As Linode is a VPS service, they have completely no responsibility regarding the support of software on their platform; that is the total responsibility of the user.
It appears you are using Apache, so you must make sure all the rules you previously placed in your plaintext HTTP server configuration get moved to your HTTPS server configuration; the two are considered separate servers and thus must be configured individually.
Once you get the HTTPS server working, it would be a good idea to make the HTTP server redirect everything over to the HTTPS side. In addition, if your copy of Apache supports HTTP/2 (if it doesn’t the PPA at https://launchpad.net/~ondrej/+archive/ubuntu/apache2 will upgrade your Apache to a version that does) it would be an excellent idea to enable it, as it will boost your site’s performance, possibly above that of plaintext HTTP.
Assuming you took the June 2016 memory upgrade, your Linode should be equipped with AES-NI, which provides AES encryption performance of over 1 gigabyte (not gigabit) per second, according to the “openssl speed” test, more if you have a multi-core Linode.

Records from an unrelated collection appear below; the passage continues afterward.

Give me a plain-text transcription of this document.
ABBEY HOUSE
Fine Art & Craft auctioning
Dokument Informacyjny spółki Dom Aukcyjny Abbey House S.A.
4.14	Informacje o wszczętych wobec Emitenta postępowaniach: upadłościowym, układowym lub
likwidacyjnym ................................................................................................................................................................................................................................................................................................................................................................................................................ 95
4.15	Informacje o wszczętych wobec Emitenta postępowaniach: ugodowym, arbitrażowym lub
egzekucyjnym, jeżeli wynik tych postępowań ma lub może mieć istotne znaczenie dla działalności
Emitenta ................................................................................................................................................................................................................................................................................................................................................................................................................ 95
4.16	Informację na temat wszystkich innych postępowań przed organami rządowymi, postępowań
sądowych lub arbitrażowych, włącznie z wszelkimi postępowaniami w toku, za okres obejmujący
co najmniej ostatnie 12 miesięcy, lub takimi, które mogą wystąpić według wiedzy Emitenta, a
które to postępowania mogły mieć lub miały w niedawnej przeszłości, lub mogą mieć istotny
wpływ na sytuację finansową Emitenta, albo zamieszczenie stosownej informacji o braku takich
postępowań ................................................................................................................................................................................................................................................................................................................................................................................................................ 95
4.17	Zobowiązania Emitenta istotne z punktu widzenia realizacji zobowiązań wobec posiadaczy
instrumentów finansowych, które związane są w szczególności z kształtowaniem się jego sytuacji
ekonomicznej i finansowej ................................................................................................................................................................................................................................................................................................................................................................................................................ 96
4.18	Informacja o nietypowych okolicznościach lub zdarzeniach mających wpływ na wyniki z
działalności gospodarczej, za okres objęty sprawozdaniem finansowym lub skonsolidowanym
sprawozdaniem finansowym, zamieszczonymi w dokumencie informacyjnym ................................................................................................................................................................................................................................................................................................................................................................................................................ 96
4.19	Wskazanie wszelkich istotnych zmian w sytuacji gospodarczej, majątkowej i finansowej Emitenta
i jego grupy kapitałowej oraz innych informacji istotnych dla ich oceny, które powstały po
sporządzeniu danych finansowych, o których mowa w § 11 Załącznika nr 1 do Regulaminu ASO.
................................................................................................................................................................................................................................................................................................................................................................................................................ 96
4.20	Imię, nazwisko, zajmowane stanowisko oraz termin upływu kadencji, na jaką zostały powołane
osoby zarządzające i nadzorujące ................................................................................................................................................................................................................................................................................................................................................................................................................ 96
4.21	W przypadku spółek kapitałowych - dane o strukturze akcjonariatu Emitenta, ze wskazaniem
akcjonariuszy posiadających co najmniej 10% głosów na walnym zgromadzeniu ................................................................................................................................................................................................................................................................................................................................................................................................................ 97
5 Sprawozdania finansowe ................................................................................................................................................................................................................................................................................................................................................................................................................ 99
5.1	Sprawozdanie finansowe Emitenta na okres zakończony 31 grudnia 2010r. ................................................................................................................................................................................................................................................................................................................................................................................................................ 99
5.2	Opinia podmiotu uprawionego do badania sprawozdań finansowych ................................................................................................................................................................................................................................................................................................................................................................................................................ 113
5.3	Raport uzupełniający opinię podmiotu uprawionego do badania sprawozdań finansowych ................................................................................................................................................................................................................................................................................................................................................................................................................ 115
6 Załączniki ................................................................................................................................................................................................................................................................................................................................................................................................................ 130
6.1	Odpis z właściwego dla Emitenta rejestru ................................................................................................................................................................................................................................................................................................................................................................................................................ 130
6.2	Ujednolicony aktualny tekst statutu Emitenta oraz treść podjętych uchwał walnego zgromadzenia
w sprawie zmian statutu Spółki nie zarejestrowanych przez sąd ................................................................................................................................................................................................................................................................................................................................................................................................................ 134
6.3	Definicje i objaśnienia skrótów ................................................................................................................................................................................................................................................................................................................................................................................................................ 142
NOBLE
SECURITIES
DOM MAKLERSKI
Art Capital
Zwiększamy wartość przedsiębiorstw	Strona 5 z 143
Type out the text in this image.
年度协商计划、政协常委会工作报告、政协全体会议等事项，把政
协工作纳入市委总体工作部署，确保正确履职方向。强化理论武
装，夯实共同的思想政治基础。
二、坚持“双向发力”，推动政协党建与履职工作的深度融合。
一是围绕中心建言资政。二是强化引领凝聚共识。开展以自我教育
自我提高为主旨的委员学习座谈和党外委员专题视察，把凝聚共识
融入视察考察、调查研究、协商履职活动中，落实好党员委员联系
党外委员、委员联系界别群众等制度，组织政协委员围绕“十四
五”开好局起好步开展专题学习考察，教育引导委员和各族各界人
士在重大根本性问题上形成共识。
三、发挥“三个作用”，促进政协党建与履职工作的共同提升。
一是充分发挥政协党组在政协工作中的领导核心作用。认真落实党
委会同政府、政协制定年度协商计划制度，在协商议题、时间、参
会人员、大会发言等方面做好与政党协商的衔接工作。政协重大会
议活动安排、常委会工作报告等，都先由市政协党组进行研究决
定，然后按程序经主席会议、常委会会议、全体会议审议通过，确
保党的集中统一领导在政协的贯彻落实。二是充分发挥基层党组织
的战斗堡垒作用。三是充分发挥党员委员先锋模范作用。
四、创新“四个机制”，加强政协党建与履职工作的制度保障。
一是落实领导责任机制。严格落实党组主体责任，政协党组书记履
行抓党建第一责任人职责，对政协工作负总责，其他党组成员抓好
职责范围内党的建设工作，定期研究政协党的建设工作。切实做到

A quick port scan (see https://mxtoolbox.com/SuperTool.aspx?action=scan%3Agreedyquark.com&run=toolpage) shows that port 443 is refusing connections. I have never used serverpilot before (so I’m not sure what their configuration is) but you may want to check and see if they install a firewall that may be blocking that port.
Come to think of it, it probably is not a firewall issue but rather a config issue (as jsha said above). I took a quick look a the serverpilot website and it looks like they use a nginx proxy in front of Apache for their site configuration. This means you will need to configure nginx to handle ssl.